Several close red dwarfs have been identified via a radio survey of the sky. Astronomers believe that these radio emissions in certain cases imply the presence of previously undetected planets orbiting these low-mass stars. If they are correct, it provides a new way for locating our Solar System’s nearest planetary neighbors. It could eventually tell if the environment around these stars is conducive to planets retaining their atmospheres.
Astronomers claimed in 2020 that radio waves have found the first exoplanet (a planet outside our Solar System). The discovery was made about a previously unknown red dwarf called GJ1151, although even the researchers admitted there could be alternative explanations for the signal they were receiving.

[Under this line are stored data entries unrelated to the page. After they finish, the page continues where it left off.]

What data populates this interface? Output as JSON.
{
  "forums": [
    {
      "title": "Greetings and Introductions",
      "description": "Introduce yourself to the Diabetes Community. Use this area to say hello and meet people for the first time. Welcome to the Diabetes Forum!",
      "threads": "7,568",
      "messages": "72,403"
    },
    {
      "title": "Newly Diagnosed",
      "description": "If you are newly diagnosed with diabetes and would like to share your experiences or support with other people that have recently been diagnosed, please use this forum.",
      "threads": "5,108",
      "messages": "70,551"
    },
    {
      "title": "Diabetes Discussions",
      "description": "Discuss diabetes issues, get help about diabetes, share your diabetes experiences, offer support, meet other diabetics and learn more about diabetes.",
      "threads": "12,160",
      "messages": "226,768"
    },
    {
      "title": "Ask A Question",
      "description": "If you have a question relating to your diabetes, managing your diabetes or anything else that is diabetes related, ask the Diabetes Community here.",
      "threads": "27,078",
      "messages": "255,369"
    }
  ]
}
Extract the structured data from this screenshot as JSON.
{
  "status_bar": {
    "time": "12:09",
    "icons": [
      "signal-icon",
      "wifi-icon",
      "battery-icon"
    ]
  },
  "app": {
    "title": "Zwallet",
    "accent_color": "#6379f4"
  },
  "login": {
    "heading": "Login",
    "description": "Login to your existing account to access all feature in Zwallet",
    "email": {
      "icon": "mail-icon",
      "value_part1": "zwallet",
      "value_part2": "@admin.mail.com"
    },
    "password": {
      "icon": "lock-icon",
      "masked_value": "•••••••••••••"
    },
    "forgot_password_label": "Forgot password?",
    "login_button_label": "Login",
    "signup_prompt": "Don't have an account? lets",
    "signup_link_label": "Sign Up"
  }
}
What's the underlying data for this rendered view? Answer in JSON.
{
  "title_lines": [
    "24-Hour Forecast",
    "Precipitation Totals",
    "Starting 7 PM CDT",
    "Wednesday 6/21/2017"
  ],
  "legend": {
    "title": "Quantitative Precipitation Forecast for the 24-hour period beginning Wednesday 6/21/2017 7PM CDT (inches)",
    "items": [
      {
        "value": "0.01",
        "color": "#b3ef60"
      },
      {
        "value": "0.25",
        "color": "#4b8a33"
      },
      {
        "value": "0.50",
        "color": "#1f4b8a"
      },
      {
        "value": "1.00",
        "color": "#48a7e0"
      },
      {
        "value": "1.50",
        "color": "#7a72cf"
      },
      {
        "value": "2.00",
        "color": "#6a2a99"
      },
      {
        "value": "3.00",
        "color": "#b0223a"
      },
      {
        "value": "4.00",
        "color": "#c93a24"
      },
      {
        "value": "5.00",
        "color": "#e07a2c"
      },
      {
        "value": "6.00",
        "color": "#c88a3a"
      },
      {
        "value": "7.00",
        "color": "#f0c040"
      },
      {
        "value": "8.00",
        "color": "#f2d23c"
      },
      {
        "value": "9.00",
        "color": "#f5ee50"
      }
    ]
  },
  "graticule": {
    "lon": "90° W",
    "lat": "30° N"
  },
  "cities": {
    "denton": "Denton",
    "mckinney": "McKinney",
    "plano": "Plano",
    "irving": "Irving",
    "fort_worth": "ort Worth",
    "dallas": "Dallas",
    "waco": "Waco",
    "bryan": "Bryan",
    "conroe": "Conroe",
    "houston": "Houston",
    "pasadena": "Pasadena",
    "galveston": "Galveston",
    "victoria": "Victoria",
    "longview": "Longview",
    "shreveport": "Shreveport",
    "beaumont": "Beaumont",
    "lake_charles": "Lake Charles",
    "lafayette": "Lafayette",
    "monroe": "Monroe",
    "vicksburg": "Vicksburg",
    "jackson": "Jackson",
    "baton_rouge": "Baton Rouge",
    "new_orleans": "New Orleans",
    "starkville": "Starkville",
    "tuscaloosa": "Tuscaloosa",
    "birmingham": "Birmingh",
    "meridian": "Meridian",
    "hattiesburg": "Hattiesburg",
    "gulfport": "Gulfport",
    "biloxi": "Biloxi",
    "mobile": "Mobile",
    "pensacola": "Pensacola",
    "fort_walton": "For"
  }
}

The same team has now published two publications in Nature Astronomy and Astrophysical Journal Letters, adding three more planetary candidates orbiting nearby low-mass stars and offering more detail on GJ1151. The researchers scanned an eighth of the northern sky with the Low-Frequency Array (LOFAR) telescope and discovered radio emissions from 19 red dwarfs between 12 and 150 light-years away.
“This discovery is an important step for radio astronomy and could potentially lead to the discovery of planets throughout the galaxy,” said Dr. Benjamin Pope of the University of Queensland in a statement. The majority of these are active stars, according to Nature research, whose emissions are simple to explain. Four on the other hand is quieter and not expected to produce such signals unless a planet passes through their magnetic field.
The situation, according to the authors, is identical to that of Jupiter and Io. Jupiter was unintentionally discovered to be radiating circularly polarized radio waves near the beginnings of radio astronomy, which today linked to volcanic eruptions on Io intensifying Jupiter’s aurora. Planets in close orbits around red dwarfs are more comparable to Jupiter and Io than to the Sun and Mercury, according to Pope, prompting the search for radio signals indicating their presence.
The sky is abundant of radio emitters, particularly black holes, and detection was nearly impossible until the construction of LOFAR, the most powerful radio telescope ever built in the low-frequency section of the radio spectrum. “Put a pair of polarized eyeglasses on LOFAR,” Leiden University’s Dr. Joseph Callingham and colleagues told IFLScience, allowing it to focus on circularly polarized emissions akin to Jupiters. Pope and colleagues report on their follow-up visual observations of the relevant stars in the Astrophysical Journal, looking for planet-induced wobbles. They ruled out planets that were significantly larger than Earth, but they kept the option of Earth- or Mercury-sized planets open. Pope told IFLScience that even minor planets could cause the discovered emissions.
The planets in question have orbits of two to five days, according to Pope, which might still put them in the habitable zone orbiting such cool stars.
The nearest red dwarf, Proxima Centauri, is too far south for LOFAR to examine, but it is well-positioned for research with the Square Kilometer Array, which will be ten times more powerful than LOFAR once it is operational. Pope expects that the research will eventually disclose information about the plasma environment in which these planets move, as well as their ability to maintain atmospheres in the face of star activity.
The survey also discovered WX Uma, a star with a strong dipolar magnetic field and a radio emission at least 5 stellar radii away. “We don’t think it’s a serious candidate for a planet,” Pope told IFLScience, “but hesitate to offer any solid answer.” Something bizarre is producing the strange field form, and researchers are working to figure out what it is.